Il y a une semaine, l'armée ukrainienne a détruit ou endommagé une quarantaine de bombardiers russes à l'aide de drones lors d'une attaque surprise sensationnelle. Cachés dans des camions, les drones ont été amenés à proximité de l'aérodrome. C'est de là qu'ils ont lancé leur attaque.
Les avions détruits étaient équipés de missiles anti-navires que la Russie utilisait pour attaquer des cibles terrestres en Ukraine. Ces bombardiers pouvaient également transporter des ogives nucléaires. Pavel Podvig, mène un projet de recherche appelé «Forces nucléaires russes», fait le point sur l'incident et ses conséquences.
Quelle est l'ampleur des dommages causés à la Russie par l'Ukraine dans le cadre de l'«opération toile d'araignée»?
Pavel Podvig: Le succès des attaques ukrainiennes contre des installations militaires en territoire russe est certainement douloureux pour la direction militaire et politique du pays. Elle révèle des lacunes du côté des services de renseignement.
Et d'un point de vue militaire?
D'un point de vue militaire, l'aviation russe à long rayon d'action a été endommagée par l'attaque ukrainienne. Par exemple, des bombardiers Tu-22M3, qui avaient été utilisés auparavant pendant la guerre en Ukraine, ont été attaqués par ces drones. Un tel bombardier est équipé de missiles de croisière supersoniques, conçus à l'origine comme des missiles anti-navires.
Toutefois, lorsqu'un missile anti-navire est utilisé contre des cibles terrestres, sa précision n'est pas très élevée. La Russie utilise tout de même ces missiles contre des cibles terrestres en Ukraine.
La Russie a-t-elle perdu la capacité de mener des attaques aériennes?
Je ne dirais pas que le potentiel militaire stratégique de la Russie a été sérieusement endommagé après cette attaque. L'aviation a toujours été la composante la moins importante des forces nucléaires stratégiques.
Et je ne pense pas que la perte de ces bombardiers obligera la Russie à cesser complètement de bombarder l'Ukraine. Peut-être que le nombre de frappes aériennes sera simplement réduit.
Quelles sont les conséquences de l'exposition des failles de la défense des bases aériennes russes par l'Ukraine?
Les aérodromes militaires sont protégés par des systèmes de défense aérienne. Mais apparemment, personne ne s'attendait à ce qu’une attaque de drones à proximité de l'aérodrome militaire soit possible. Si un missile de croisière ou un avion est en vol, le système de défense aérienne peut intercepter le signal.
La situation est différentes avec les drones: ils sont petits, maniables, et aucun système de défense antiaérienne n'est conçu pour intercepter ce genre d'appareils. Sur le front, les soldats les repoussent parfois à coups de fusils de chasse. Je pense que l'armée russe avait imaginé qu'en cas d'attaque, elle aurait eu le temps d'agir, puisque sa base aérienne est située loin derrière la ligne de front.
Les silos à missiles nucléaires pourraient-ils également devenir des cibles pour les Ukrainiens?
En théorie, c’est possible. Mais les silos à missiles sont conçus pour résister à à une charge explosive d’environ une tonne. Et les Ukrainiens n'auraient aucun intérêt stratégique à les attaquer: dans le cas des bombardiers, ils visaient des avions utilisés pour frapper leur propre territoire. En revanche, les silos russes présentent déjà des failles sans même subir d’attaque surprise. Il suffit de penser à l'explosion qui s'est produite l'année dernière lors des essais du missile balistique intercontinental Sarmat, qui a entraîné un retard dans sa production en série.

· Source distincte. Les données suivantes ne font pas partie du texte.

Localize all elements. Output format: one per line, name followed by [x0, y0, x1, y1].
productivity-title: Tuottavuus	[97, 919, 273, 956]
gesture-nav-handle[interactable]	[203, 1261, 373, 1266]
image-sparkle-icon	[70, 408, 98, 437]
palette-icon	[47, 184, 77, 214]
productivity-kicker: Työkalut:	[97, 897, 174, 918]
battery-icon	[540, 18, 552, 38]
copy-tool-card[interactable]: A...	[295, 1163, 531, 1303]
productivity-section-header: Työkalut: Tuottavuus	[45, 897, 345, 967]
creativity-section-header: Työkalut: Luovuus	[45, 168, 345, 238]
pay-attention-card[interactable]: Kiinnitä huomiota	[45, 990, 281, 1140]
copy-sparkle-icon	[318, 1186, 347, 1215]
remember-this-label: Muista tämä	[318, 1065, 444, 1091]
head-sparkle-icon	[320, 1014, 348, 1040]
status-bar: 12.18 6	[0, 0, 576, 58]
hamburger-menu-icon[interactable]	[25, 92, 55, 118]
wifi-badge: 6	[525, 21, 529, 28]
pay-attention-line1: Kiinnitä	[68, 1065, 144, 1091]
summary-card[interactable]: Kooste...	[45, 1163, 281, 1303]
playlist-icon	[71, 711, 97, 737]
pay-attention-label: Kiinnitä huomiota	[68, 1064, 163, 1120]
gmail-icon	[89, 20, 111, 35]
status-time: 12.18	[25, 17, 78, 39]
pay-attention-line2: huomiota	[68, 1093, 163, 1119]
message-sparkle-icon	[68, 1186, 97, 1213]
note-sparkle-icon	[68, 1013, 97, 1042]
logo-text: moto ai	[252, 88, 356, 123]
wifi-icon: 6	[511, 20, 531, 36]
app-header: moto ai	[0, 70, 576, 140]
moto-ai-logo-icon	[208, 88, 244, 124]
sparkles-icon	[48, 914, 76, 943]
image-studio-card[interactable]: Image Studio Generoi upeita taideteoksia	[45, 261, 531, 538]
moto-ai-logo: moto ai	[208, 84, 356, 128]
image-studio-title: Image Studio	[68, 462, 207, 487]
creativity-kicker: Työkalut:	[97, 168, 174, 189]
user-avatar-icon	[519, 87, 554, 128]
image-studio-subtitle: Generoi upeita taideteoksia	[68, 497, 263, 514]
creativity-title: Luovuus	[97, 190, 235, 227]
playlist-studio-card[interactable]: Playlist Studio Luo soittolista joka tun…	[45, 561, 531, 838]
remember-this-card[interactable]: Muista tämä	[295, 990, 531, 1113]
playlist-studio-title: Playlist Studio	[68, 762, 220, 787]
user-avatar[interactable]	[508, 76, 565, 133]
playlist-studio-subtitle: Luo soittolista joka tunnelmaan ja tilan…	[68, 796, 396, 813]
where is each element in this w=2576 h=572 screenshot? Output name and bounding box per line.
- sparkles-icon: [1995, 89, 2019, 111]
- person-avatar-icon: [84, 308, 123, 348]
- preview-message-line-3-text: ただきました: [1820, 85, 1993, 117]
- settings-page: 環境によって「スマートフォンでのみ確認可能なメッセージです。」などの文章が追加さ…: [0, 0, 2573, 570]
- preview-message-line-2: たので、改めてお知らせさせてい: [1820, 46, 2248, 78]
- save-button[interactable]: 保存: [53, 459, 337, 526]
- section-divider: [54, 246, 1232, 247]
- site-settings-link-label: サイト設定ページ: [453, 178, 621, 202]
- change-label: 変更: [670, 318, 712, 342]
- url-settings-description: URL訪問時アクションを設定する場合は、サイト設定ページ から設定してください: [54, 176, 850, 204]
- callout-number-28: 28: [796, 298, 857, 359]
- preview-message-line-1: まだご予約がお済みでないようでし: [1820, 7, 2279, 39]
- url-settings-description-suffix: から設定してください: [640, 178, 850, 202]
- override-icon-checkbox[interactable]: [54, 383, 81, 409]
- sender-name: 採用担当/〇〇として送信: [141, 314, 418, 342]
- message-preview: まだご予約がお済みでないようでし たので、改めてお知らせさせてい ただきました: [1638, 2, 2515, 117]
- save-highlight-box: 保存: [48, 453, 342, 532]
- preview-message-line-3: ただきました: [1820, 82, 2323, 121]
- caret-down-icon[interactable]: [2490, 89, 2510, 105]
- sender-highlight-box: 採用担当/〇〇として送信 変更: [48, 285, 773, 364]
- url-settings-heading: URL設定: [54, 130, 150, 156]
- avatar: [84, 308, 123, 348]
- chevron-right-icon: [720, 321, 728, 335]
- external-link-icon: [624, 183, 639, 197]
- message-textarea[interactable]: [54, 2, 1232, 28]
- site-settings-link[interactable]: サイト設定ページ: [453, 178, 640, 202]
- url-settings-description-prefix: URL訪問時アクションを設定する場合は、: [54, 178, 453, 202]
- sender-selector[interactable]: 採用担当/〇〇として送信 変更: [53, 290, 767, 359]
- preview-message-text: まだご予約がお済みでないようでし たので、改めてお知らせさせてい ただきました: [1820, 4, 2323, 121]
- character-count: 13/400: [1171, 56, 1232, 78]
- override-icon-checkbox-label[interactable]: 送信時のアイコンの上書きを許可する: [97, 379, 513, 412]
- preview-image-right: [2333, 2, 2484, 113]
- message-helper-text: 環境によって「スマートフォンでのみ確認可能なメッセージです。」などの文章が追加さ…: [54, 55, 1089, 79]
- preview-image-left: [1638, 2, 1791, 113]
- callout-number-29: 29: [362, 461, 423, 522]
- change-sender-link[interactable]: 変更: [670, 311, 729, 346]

Poutine évoque souvent une «réponse symétrique » aux attaques ukrainiennes: à quoi l’Ukraine doit-elle s’attendre?
J’espère que la Russie ne réagira pas de manière trop brutale. Le Kremlin pourrait considérer ces attaques comme faisant partie des conséquences de la guerre. Par contre, je pense que les frappes russes à l’aide de missiles de croisière sur le territoire ukrainien vont s'intensifier. D’un point de vue militaire, rien n’empêche la Russie de le faire. La présentation très médiatisée, l’an dernier, du système de missiles Orechnik par Poutine le montre:
Après l'attaque des bombardiers, il est toutefois peu probable que le Kremlin menace le monde entier avec Orechnik. Pour autant que je sache, les pays occidentaux n'ont pas participé à cette opération. Et puis la Russie peut aussi maintenir l'intensité de ses actions militaires et de ses tirs sur l'Ukraine avec les moyens actuels, comme les missiles Iskander ou les drones.